If universal_pathlib provides an API to access these additional parameters, we could consider adding a column to the BIDSFile model and use it while reconstructing. Another approach could be to mutate BIDSFiles after creation, provided the access happens through a BIDSLayout method call that has access to ._root. Alternately, if we could somehow put this information in the SQLAlchemy session, then the BIDSFile.path property could access it on demand.
Ah I see.
I wonder if we could use the storage_options dict for this purpose? This is something inherited from fsspec so can be used with universal_pathlib. The api within storage_options is specific to the underlying filesystem (eg anon is there for s3fs but not for others), but I hoping that shouldn't prevent it from being passed along and serialized with the object?

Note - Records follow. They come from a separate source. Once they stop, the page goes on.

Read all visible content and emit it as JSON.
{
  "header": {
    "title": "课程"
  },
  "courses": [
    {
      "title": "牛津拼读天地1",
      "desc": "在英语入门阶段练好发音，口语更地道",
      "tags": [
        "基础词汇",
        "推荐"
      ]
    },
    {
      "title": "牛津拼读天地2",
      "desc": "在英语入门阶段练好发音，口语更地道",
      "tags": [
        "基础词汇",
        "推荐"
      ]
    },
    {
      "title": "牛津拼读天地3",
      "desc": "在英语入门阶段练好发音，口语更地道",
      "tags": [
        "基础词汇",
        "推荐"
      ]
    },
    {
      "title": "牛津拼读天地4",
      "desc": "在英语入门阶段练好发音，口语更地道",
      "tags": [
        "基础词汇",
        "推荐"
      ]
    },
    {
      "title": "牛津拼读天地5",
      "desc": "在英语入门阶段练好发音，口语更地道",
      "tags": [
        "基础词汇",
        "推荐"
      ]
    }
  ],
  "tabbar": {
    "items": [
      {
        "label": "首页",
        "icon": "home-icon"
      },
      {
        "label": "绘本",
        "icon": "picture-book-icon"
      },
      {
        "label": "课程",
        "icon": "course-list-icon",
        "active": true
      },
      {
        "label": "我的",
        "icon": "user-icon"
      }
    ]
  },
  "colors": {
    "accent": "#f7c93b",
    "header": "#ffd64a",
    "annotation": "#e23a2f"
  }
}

If you can figure out how to get storage_options to serialize and deserialize, I'm inclined to take any approach you care to use unless it causes performance degradation for local datasets.
I've run out of time to poke at this this week and am unlikely to get back to it very soon. Ping @adelavega in case you have ideas on how to tackle this.
Sounds good will give it a shot, thanks for helping out with this!!
If it turns out trickier than expected, wondering if a stopgap solution is just to document that custom options are not currently passed along. Doesn't resolve the anon s3 access issue but does resolve any other use of universal paths where custom options aren't needed. Eg I didn't even know there was an issue with anon s3 access because I had a credentials file set-up already.. anyways can consider that later if/when we get to that point..
Created https://github.com/bids-standard/pybids/issues/1098 to track the lesser bug. Let's merge this now.